Non si legifera sulla verità
Scriveva Calamandrei che la diatriba tra gli avvocati e la verità è antica come quella tra il diavolo e l’acqua santa. Sarà per questo che l’attuale deriva del dibattito sulla post-verità e sulle notizie false mi sconcerta e non intendo proprio ficcarmici se non con una banale considerazione giuridica che mi pare fondamentale per tutti coloro che in questi giorni si avventurano in fantasiose soluzioni legali per impedire la circolazione delle menzogne sui media, o meglio, sul web.
Nel nostro ordinamento la verità in sé non è mai oggetto di tutela. In campo penale non esiste un solo reato che ponga a fondamento della sanzione la lesione della verità in quanto tale.
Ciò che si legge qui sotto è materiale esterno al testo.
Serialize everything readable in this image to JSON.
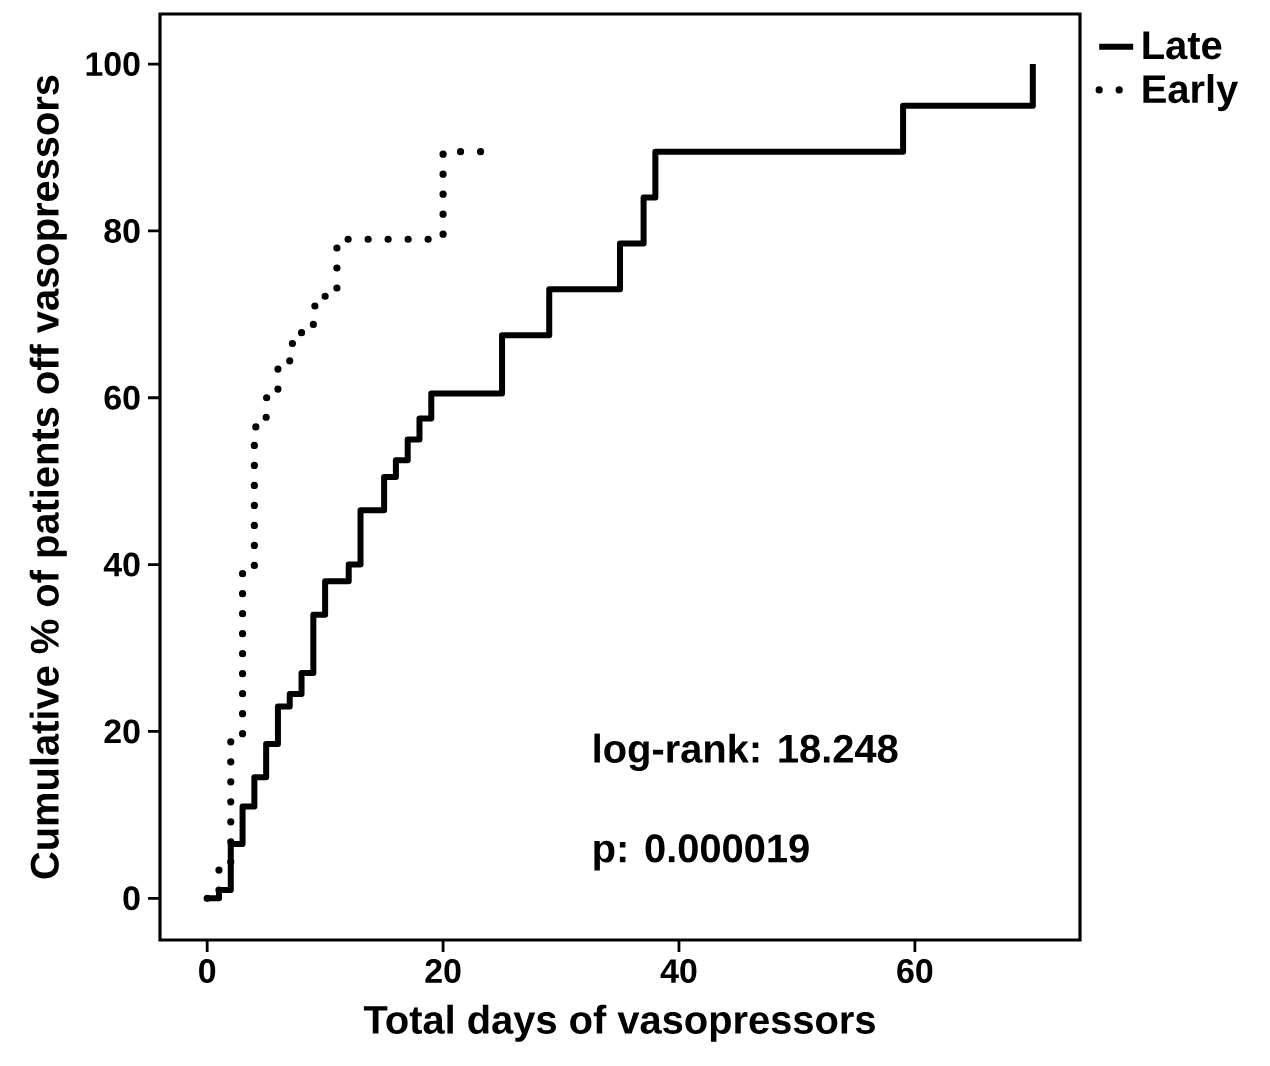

L’affermazione può apparire azzardata se si pensa ai molti reati che hanno come presupposto la menzogna: i reati di falso o la falsa testimonianza, o, per esser più aderenti al tema, quella singolare fattispecie che a tutt’oggi vige in Italia che è la pubblicazione di notizie false, esagerate o tendenziose atte a turbare l’ordine pubblico.
In realtà tutti i reati che hanno come presupposto la commissione di un falso ideologico non sanzionano la falsità in sé, la menzogna, e non tutelano affatto la verità, ma presidiano altri specifici e differenti beni giuridici che dalla falsità possono esser lesi.
Ad esempio, nella falsa testimonianza la menzogna del testimone non è sanzionata perché lede la verità ma perché mina il corretto esercizio dell’attività giurisdizionale.
Del pari, per sanzionare i falsi documentali o le false dichiarazioni, ci si è inventati un bene giuridico che non è la verità ma la pubblica fede. Concetto astratto e non immediatamente percepibile che ha poco a che vedere con la verità, ed è rappresentato dal particolare valore probatorio che ex lege viene conferito ad uno specifico atto o documento, per le qualità del dichiarante (ad esempio un notaio o un pubblico ufficiale) o per le particolari forme sacramentali che lo caratterizzano.
Non è la verità a esser tutelata dai reati di falso, tant’è che al primo anno di università si impara che il falso ideologico del privato in una scrittura privata, cioè la menzogna contenuta in un qualsivoglia scritto (web incluso) che non abbia particolari valenze probatorie prestabilite per legge, non è mai sanzionato.
L’ordinamento è indifferente alle nostre menzogne. E bene che così sia.
Anche la contravvenzione che sanziona la pubblicazione di notizie false, esagerate o tendenziose, che esiste a tutt’oggi nel codice penale del 1930 insieme ad altri reati figli di quell’epoca infausta –penso al “procurato allarme” o al “Disfattismo Politico” in tempo di guerra –, non sanziona le fakenews ma solo quelle notizie false, esagerate o tendenziose (termini che ben apprezziamo quotidianamente solo leggendo i titoli dei giornali) che siano in grado di turbare l’ordine pubblico. Le notizie “illegali” debbono costituire “un concreto ed effettivo stato di minaccia per l’ordine pubblico”. Si può discutere su cosa sia l’ordine pubblico, ma il bene leso non è la verità (o il buon giornalismo), ma appunto l’ordine pubblico.
Si potrebbero fare altri esempi, ma il concetto che mi preme sottolineare mi pare sia chiaro:
il diritto, negli ordinamenti democratici, si tiene ben alla larga dalla verità quale bene giuridico oggetto di tutela.
La ragione è intuitiva: più una comunità si avventura nella impervia strada verso la tutela della verità più decresce il suo tasso di libertà e si dirige inevitabilmente verso il baratro di un totalitarismo ideologico più o meno gentile.
Il dibattito sulle fakenews ha un suo valore sociologico e forse antropologico, e nella società dell’informazione saper distinguere tra un fatto e un’opinione e avere la capacità critica di cogliere l’autorevolezza di una fonte qualificata rispetto al chiacchiericcio, alla propaganda o alla rassicurante disinformazione sono fondamentali.
Sentire però politici, ministri e presidenti d’Authority che pensano di tutelare la verità espungendo la menzogna dai media (o solo da internet?) grazie a formule giuridiche, provvedimenti di legge, o peggio deleghe alle piattaforme della Silicon Valley mi pare inaccettabile e sconcertante.
Nel dibattito sulla disinformazione non si cerchino soluzioni in diritto, ché non si legifera sulla verità.
Quando Pilato chiede a Gesù cos’è la verità, capisce immediatamente di aver fatto una domanda stupida e inutile e se ne va senza aspettare risposta. Risposta che Gesù ovviamente non dà: era in corso un processo, mica stavano chiacchierando al bar o chattando sul web, lui e Pilato.